Karachi/Dubai, August 5, 2025 – The UAE Dirham (AED) has declined to 76.97 Pakistani Rupee (PKR) today, marking a decrease of 0.15 PKR from yesterday’s rate of 77.12 PKR, as verified by reliable financial sources tracking interbank and open market rates.
This drop follows a robust performance in June, when the AED rose by 0.81 PKR, advancing from 76.44 PKR at the month’s start to 77.25 PKR by its close, with a peak of 77.6111 PKR on July 1, 2025. The Dirham’s enduring strength, despite today’s dip, reflects the United Arab Emirates’ visionary economic policies and its pivotal role as a global financial hub.
Currency Spotlight: AED and PKR
The UAE Dirham (AED), adopted as the official currency of the United Arab Emirates in 1973, is anchored to the US Dollar at a fixed rate of 3.6725 AED to 1 USD, as regulated by the Central Bank of the UAE. This peg ensures the AED’s dependability, positioning it as a trusted currency for international trade and investment across the UAE’s seven emirates. The Pakistani Rupee (PKR), Pakistan’s official currency since 1948, operates as a floating currency under the State Bank of Pakistan’s oversight, susceptible to shifts driven by domestic economic factors, global market trends, and geopolitical events.

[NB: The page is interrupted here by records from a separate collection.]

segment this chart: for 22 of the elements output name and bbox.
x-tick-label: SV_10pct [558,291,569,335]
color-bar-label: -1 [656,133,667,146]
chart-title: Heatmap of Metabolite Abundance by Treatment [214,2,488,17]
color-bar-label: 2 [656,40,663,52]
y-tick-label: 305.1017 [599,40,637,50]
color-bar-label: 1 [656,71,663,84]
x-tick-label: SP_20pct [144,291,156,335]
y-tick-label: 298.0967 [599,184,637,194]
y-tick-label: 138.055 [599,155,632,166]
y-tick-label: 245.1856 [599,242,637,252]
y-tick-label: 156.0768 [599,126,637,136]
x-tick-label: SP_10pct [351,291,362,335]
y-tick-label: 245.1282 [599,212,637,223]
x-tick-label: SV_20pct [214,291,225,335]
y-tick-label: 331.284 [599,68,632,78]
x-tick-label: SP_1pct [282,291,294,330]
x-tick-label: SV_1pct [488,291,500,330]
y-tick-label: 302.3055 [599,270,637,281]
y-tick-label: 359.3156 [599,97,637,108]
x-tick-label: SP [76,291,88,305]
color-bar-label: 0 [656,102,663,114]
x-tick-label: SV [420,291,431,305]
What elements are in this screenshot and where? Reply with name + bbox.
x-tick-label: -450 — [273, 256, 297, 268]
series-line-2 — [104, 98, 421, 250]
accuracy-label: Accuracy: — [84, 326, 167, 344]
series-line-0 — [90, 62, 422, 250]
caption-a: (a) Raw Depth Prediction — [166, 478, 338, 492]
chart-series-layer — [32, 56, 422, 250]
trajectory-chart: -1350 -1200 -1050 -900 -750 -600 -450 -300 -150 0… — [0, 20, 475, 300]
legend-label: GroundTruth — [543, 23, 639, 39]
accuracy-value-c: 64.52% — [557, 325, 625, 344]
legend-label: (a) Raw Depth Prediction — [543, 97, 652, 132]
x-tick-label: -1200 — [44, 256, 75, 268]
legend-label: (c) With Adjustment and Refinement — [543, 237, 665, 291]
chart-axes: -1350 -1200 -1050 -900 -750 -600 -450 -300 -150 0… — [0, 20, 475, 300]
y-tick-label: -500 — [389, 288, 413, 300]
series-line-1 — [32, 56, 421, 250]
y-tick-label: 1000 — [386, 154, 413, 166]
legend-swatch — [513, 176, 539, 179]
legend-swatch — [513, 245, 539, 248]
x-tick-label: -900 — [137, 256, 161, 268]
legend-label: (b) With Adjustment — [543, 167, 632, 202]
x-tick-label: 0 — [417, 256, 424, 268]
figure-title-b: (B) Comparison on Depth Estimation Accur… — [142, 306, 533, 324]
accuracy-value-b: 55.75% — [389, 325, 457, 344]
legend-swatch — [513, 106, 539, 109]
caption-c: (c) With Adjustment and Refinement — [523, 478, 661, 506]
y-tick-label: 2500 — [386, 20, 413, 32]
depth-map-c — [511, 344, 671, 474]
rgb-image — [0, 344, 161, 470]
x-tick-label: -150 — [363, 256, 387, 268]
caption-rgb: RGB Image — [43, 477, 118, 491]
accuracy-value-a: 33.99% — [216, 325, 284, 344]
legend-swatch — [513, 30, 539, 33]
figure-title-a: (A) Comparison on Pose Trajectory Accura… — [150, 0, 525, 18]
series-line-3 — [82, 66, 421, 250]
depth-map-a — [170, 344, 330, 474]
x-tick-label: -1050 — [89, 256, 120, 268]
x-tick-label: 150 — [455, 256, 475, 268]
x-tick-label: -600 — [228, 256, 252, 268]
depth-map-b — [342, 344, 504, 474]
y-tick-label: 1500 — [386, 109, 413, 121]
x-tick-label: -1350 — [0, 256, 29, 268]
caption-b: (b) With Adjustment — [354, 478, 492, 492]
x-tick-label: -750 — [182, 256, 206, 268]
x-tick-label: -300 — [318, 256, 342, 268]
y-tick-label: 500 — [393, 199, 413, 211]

Pakistan’s Economic Dynamics: Remittances and Trade Challenges
Today’s decline in the AED-PKR exchange rate offers slight relief for Pakistani businesses importing from the UAE, reducing costs compared to yesterday’s higher rate. However, the Dirham’s overall strength, bolstered by June’s gains, continues to shape Pakistan’s economic landscape. For the millions of Pakistani expatriates in the UAE, the still-strong AED sustains elevated remittance values, which reached $717.2 million in June 2025, per State Bank of Pakistan data, reinforcing the UAE as Pakistan’s second-largest remittance source after Saudi Arabia. These funds are crucial, fueling household incomes and sparking economic activity in regions like Punjab and Sindh. Yet, the elevated exchange rate keeps import costs high for UAE goods, from luxury products to essential goods, posing challenges for Pakistani businesses and consumers.